= Don Lewin =

British businessman (1933–2024)

Donald John Lewin (11 June 1933 – 25 October 2024) was a British businessman. He was the founder and former chairman of Clinton Cards, a chain of greeting cards shops in the United Kingdom. He and his family were estimated to be worth £139 million in 2008.

== Biography ==

Lewin was born on 11 June 1933 in Bow, London, the son of a chimney sweep. After leaving school at the age of 15, he worked for a building firm, did two years of National Service, sold brushes from door to door, sold credit and, when he was 26, got a job as a freelance salesman selling greeting cards to retailers.

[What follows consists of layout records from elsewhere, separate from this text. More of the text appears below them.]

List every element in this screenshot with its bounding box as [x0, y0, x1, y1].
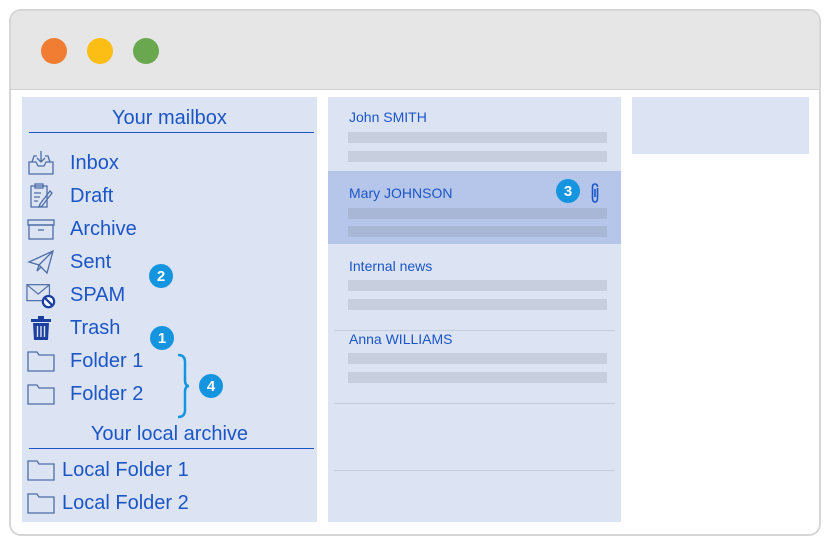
paperclip-icon[interactable] — [589, 182, 601, 209]
message-sender: John SMITH — [349, 109, 427, 125]
sidebar-item-label: Inbox — [70, 151, 119, 174]
sidebar-item-archive[interactable]: Archive — [26, 214, 137, 244]
sidebar-item-trash[interactable]: Trash — [26, 313, 120, 343]
mailbox-title: Your mailbox — [112, 107, 227, 129]
mailbox-divider — [29, 132, 314, 133]
app-window: Your mailbox Inbox Draft Archive Sent 2 … — [9, 9, 821, 536]
sidebar-item-label: SPAM — [70, 283, 126, 306]
local-archive-divider — [29, 448, 314, 449]
sent-badge: 2 — [149, 264, 173, 288]
sidebar-item-label: Sent — [70, 250, 112, 273]
row-divider — [334, 403, 615, 404]
sidebar-item-label: Trash — [70, 316, 121, 339]
folders-bracket — [177, 353, 190, 419]
message-row[interactable]: Anna WILLIAMS — [328, 331, 621, 404]
sidebar-item-folder-1[interactable]: Folder 1 — [26, 346, 143, 376]
row-divider — [334, 470, 615, 471]
message-preview-line — [348, 353, 607, 364]
message-preview-line — [348, 280, 607, 291]
folders-badge: 4 — [199, 374, 223, 398]
message-row[interactable]: Internal news — [328, 258, 621, 331]
minimize-dot[interactable] — [87, 38, 113, 64]
reading-pane — [632, 97, 809, 154]
maximize-dot[interactable] — [133, 38, 159, 64]
folder-icon — [26, 380, 56, 408]
sidebar: Your mailbox Inbox Draft Archive Sent 2 … — [22, 97, 317, 522]
message-sender: Mary JOHNSON — [349, 185, 453, 201]
sidebar-item-local-folder-1[interactable]: Local Folder 1 — [26, 455, 189, 485]
paper-plane-icon — [26, 248, 56, 276]
sidebar-item-folder-2[interactable]: Folder 2 — [26, 379, 143, 409]
message-row-selected[interactable]: Mary JOHNSON 3 — [328, 171, 621, 244]
sidebar-item-label: Folder 2 — [70, 382, 144, 405]
local-archive-title: Your local archive — [90, 423, 249, 445]
sidebar-item-inbox[interactable]: Inbox — [26, 148, 119, 178]
message-preview-line — [348, 372, 607, 383]
title-bar — [11, 11, 819, 90]
message-row[interactable]: John SMITH — [328, 97, 621, 170]
sidebar-item-label: Local Folder 2 — [62, 491, 189, 514]
message-preview-line — [348, 132, 607, 143]
close-dot[interactable] — [41, 38, 67, 64]
spam-icon — [26, 281, 56, 309]
sidebar-item-sent[interactable]: Sent — [26, 247, 111, 277]
sidebar-item-label: Local Folder 1 — [62, 458, 189, 481]
sidebar-item-label: Folder 1 — [70, 349, 144, 372]
archive-box-icon — [26, 215, 56, 243]
message-list: John SMITH Mary JOHNSON 3 Internal news — [328, 97, 621, 522]
sidebar-item-local-folder-2[interactable]: Local Folder 2 — [26, 488, 189, 518]
message-preview-line — [348, 299, 607, 310]
sidebar-item-draft[interactable]: Draft — [26, 181, 113, 211]
draft-icon — [26, 182, 56, 210]
sidebar-item-label: Draft — [70, 184, 114, 207]
message-preview-line — [348, 151, 607, 162]
message-badge: 3 — [556, 179, 580, 203]
trash-badge: 1 — [150, 326, 174, 350]
trash-icon — [26, 314, 56, 342]
message-sender: Anna WILLIAMS — [349, 331, 453, 347]
message-preview-line — [348, 226, 607, 237]
sidebar-item-spam[interactable]: SPAM — [26, 280, 125, 310]
folder-icon — [26, 347, 56, 375]
inbox-icon — [26, 149, 56, 177]
folder-icon — [26, 489, 56, 517]
message-sender: Internal news — [349, 258, 433, 274]
folder-icon — [26, 456, 56, 484]
sidebar-item-label: Archive — [70, 217, 137, 240]
message-preview-line — [348, 208, 607, 219]
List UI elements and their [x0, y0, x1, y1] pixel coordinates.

In 1968, he opened a specialist greeting card shop in Epping, Essex, and created the company Clinton Cards, named after his son, Clinton. He opened a chain of seven shops, five of which he then sold to reinvest in larger shops in better locations. By 1988, he had created a chain of 87 shops and floated the company on the stock exchange for a valuation of £20 million, retaining 50 per cent of the shares and using money raised to acquire rival greeting cards chains.

By 2004, the company had 800 shops in the United Kingdom and Ireland, was valued at £180 million on the London Stock Exchange and had sales of £360 million. The family stake in the business, share sales and other assets were estimated to be worth £139 million in 2008. In 2012, the business had 767 shops and employed 8,000 people but went into administration later that year. Lewin was made an OBE in 1996 and his autobiography, Think of a Card, was published in 2008. He died on 25 October 2024, at the age of 91.